Listening to your child – A key factor that shapes their overall personality
Do you get frustrated when you get interrupted while speaking? Or the person you are communicating with is constantly checking their phone? Of course, you get frustrated! You get annoyed and you move on. Now imagine your child going through this situation. At this young age they don’t know how to just move on. It is the age when they are still in the learning and developing stage of life. Listening to them builds their sense of self, adds to emotional skills and instils confidence to speak their mind.

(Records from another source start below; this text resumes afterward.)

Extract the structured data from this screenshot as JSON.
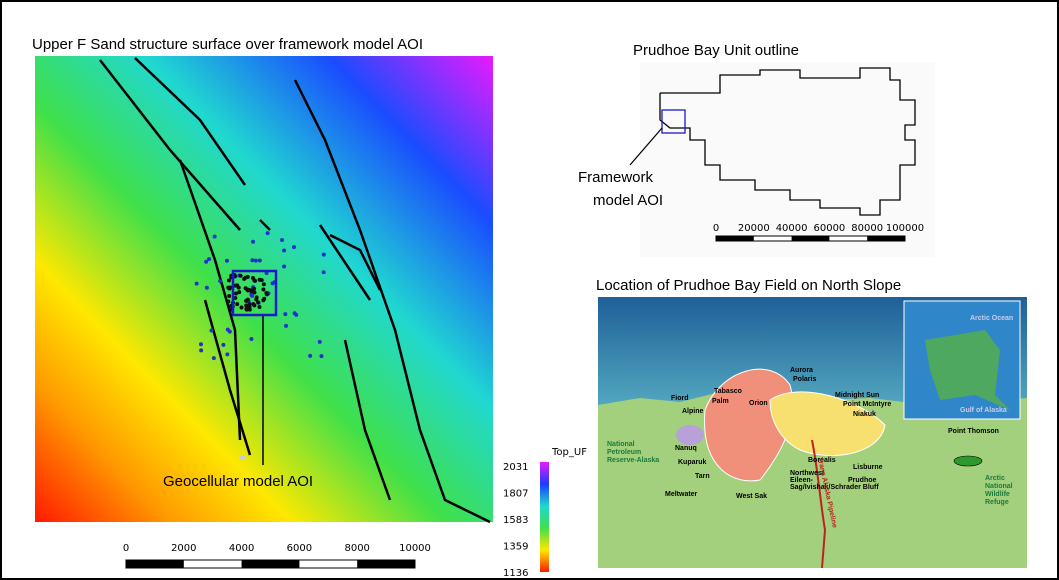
{
  "left_panel": {
    "title": "Upper F Sand structure surface over framework model AOI",
    "aoi_label": "Geocellular model AOI",
    "scale_labels": [
      0,
      2000,
      4000,
      6000,
      8000,
      10000
    ],
    "colorbar": {
      "title": "Top_UF",
      "labels": [
        2031,
        1807,
        1583,
        1359,
        1136
      ]
    }
  },
  "unit_panel": {
    "title": "Prudhoe Bay Unit outline",
    "aoi_label": [
      "Framework",
      "model AOI"
    ],
    "scale_labels": [
      0,
      20000,
      40000,
      60000,
      80000,
      100000
    ]
  },
  "slope_panel": {
    "title": "Location of Prudhoe Bay Field on North Slope",
    "labels": [
      "Fiord",
      "Alpine",
      "Tabasco",
      "Palm",
      "Orion",
      "Aurora",
      "Polaris",
      "Midnight Sun",
      "Point McIntyre",
      "Niakuk",
      "Point Thomson",
      "Nanuq",
      "Kuparuk",
      "Tarn",
      "Meltwater",
      "West Sak",
      "Borealis",
      "Lisburne",
      "Prudhoe",
      "Northwest",
      "Eileen-",
      "Sag/Ivishak/Schrader Bluff"
    ],
    "regions": [
      [
        "National",
        "Petroleum",
        "Reserve-Alaska"
      ],
      [
        "Arctic",
        "National",
        "Wildlife",
        "Refuge"
      ]
    ],
    "inset": [
      "Arctic Ocean",
      "Gulf of Alaska"
    ],
    "pipeline": "Trans Alaska Pipeline"
  }
}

Here are some practical tips to improve your listening skills towards your child:
- Committed attention: When your child is talking, listen to them wholeheartedly. Leave whatever you are doing aside and be interested in what they have to say.
- Initiate conversation: With ample to do on everyone’s plate, often parents finish a child’s sentence or question or remark with a mere yes or no. Try to pitch in and further the conversation. This will make them imagine further and learn new ways to add on to a conversation.

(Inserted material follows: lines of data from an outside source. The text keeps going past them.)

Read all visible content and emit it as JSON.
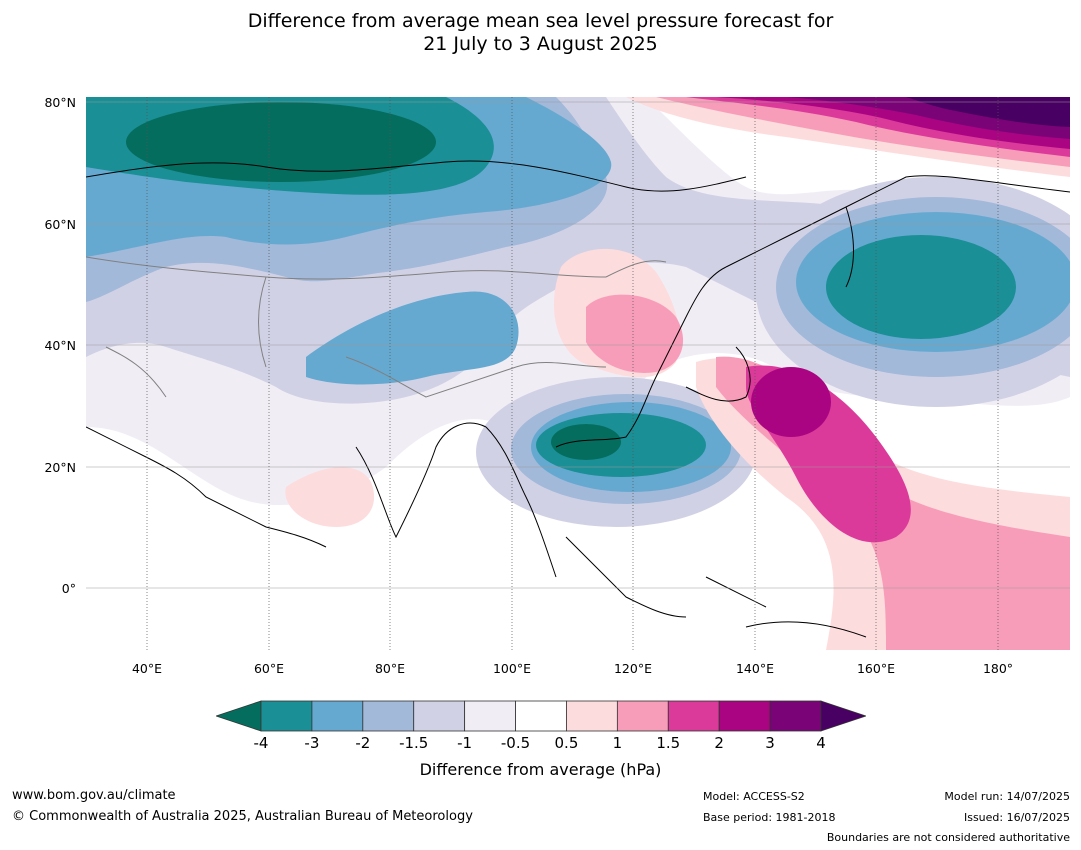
{
  "title_line1": "Difference from average mean sea level pressure forecast for",
  "title_line2": "21 July to 3 August 2025",
  "lat_labels": [
    "80°N",
    "60°N",
    "40°N",
    "20°N",
    "0°"
  ],
  "lon_labels": [
    "40°E",
    "60°E",
    "80°E",
    "100°E",
    "120°E",
    "140°E",
    "160°E",
    "180°"
  ],
  "colorbar": {
    "ticks": [
      "-4",
      "-3",
      "-2",
      "-1.5",
      "-1",
      "-0.5",
      "0.5",
      "1",
      "1.5",
      "2",
      "3",
      "4"
    ],
    "colors": [
      "#056d5e",
      "#1b8f96",
      "#66a9d0",
      "#a2b9d9",
      "#d1d1e6",
      "#f1edf5",
      "#ffffff",
      "#fddcdd",
      "#f89db9",
      "#dc3a9a",
      "#ab0483",
      "#7b0378",
      "#480062"
    ],
    "label": "Difference from average (hPa)"
  },
  "footer": {
    "url": "www.bom.gov.au/climate",
    "copyright": "© Commonwealth of Australia 2025, Australian Bureau of Meteorology",
    "model": "Model: ACCESS-S2",
    "base_period": "Base period: 1981-2018",
    "model_run": "Model run: 14/07/2025",
    "issued": "Issued: 16/07/2025",
    "boundaries": "Boundaries are not considered authoritative"
  }
}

- Make communication a routine: Let your child know communicating is a way of life. Be it at dining table, in park, while playing etc. so your child can comfortably come to you to share emotions as well i.e. anger, embarrassment, sadness, happiness without having to put an effort into it.

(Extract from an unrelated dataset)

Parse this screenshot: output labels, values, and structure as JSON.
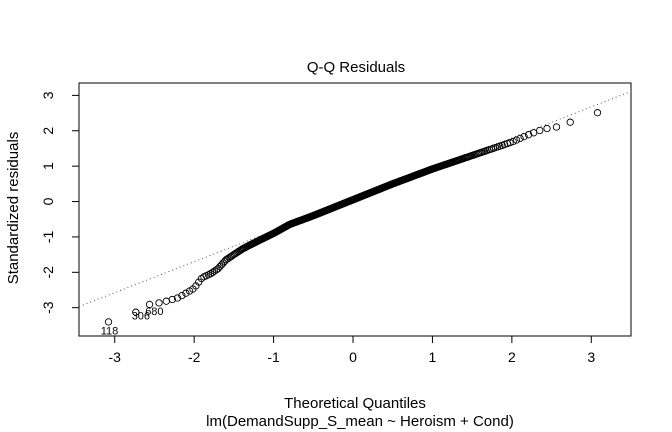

- Exert body language: Use body language to convey interest in what your child is saying. Nodding, smiling, being in the eye level while talking, maintain eye contact, leaning forward, surprised eyes etc. are the ways you can express your interest. Your child will also pick up the same example and reciprocate.
- Express empathy: ‘I understand’, ‘That is so wonderful’, ‘I am sorry’, ‘That is funny’, ‘That sounds bad’ – this helps building empathy in your child. Important to note that empathy doesn’t mean passing judgement. If you are not happy what your child has done or said best is to make them understand this by explaining why.